Lower doses of exercise within a sedentary lifestyle do not prevent decreased compliance and distensibility—hallmarks of sedentary aging’s deleterious effects on the cardiovascular system—according to a new JACC study.

Hypothesizing that a “lower, less frequent ‘dose’ of exercise training [...] might still confer similar benefits in regards to left ventricular (LV) compliance and distensibility,” the researchers assessed LV compliance and distensibility in 102 healthy seniors (> 64 years) who were stratified into four groups based upon lifelong patterns of exercise training.

The participants were pre-recruited primarily from the Cooper Center Longitudinal Study, which included more than 80,000 patients whose physical activity and cardiovascular risk factors had been followed for more than 4 decades. Participants were classified as either:

  • “sedentary” (n = 27) if they exercised once per week or less
  • “casual” (n = 25) if exercising 2 to 3 times per week
  • “committed” (n = 25) if 4 to 5 times per week
  • “competitive” master athletes (n = 25) if training 6 to 7 times per week

LV compliance and distensibility was determined by assessment and analysis of LV pressure-volume relationships.

Escalating doses of lifelong exercise increased peak oxygen uptake and LV mass, the researchers reported. “Committed” exercisers demonstrated improved ventricular compliance and distensibility over “casual” exercisers. Ventricle stiffness was higher in the “sedentary’ (0.062 ± 0.039) and “casual” (0.079 ± 0.052) participants versus “committed” (0.055 ± 0.033) and “competitive” (0.035 ± 0.033) participants.
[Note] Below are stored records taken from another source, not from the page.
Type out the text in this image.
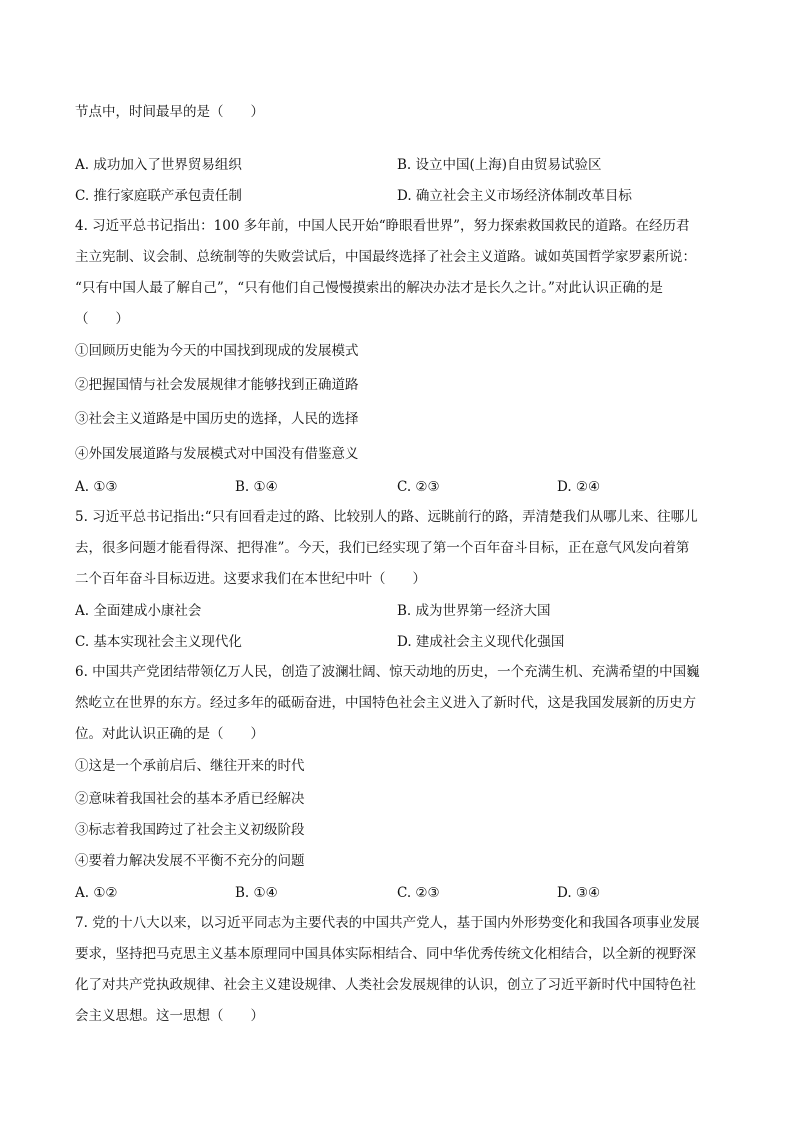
节点中，时间最早的是（　　）
A. 成功加入了世界贸易组织	B. 设立中国(上海)自由贸易试验区
C. 推行家庭联产承包责任制	D. 确立社会主义市场经济体制改革目标
4. 习近平总书记指出：100 多年前，中国人民开始“睁眼看世界”，努力探索救国救民的道路。在经历君
主立宪制、议会制、总统制等的失败尝试后，中国最终选择了社会主义道路。诚如英国哲学家罗素所说：
“只有中国人最了解自己”，“只有他们自己慢慢摸索出的解决办法才是长久之计。”对此认识正确的是
（　　）
①回顾历史能为今天的中国找到现成的发展模式
②把握国情与社会发展规律才能够找到正确道路
③社会主义道路是中国历史的选择，人民的选择
④外国发展道路与发展模式对中国没有借鉴意义
A. ①③	B. ①④	C. ②③	D. ②④
5. 习近平总书记指出:“只有回看走过的路、比较别人的路、远眺前行的路，弄清楚我们从哪儿来、往哪儿
去，很多问题才能看得深、把得准”。今天，我们已经实现了第一个百年奋斗目标，正在意气风发向着第
二个百年奋斗目标迈进。这要求我们在本世纪中叶（　　）
A. 全面建成小康社会	B. 成为世界第一经济大国
C. 基本实现社会主义现代化	D. 建成社会主义现代化强国
6. 中国共产党团结带领亿万人民，创造了波澜壮阔、惊天动地的历史，一个充满生机、充满希望的中国巍
然屹立在世界的东方。经过多年的砥砺奋进，中国特色社会主义进入了新时代，这是我国发展新的历史方
位。对此认识正确的是（　　）
①这是一个承前启后、继往开来的时代
②意味着我国社会的基本矛盾已经解决
③标志着我国跨过了社会主义初级阶段
④要着力解决发展不平衡不充分的问题
A. ①②	B. ①④	C. ②③	D. ③④
7. 党的十八大以来，以习近平同志为主要代表的中国共产党人，基于国内外形势变化和我国各项事业发展
要求，坚持把马克思主义基本原理同中国具体实际相结合、同中华优秀传统文化相结合，以全新的视野深
化了对共产党执政规律、社会主义建设规律、人类社会发展规律的认识，创立了习近平新时代中国特色社
会主义思想。这一思想（　　）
“This study’s key finding is the novel observation that at least 30 minutes of dynamic exercise per session for 4 to 5 days per week over a lifetime can sufficiently prevent most of the decreases in LV compliance and distensibility observed with sedentary aging,” Bhella et al. wrote in the study’s conclusion, adding that the results had “important implications for global health.”

Bhella P, Hastings J, Fujimoto N, et al. J Am Coll Cadiol. 2014;64:1257-66.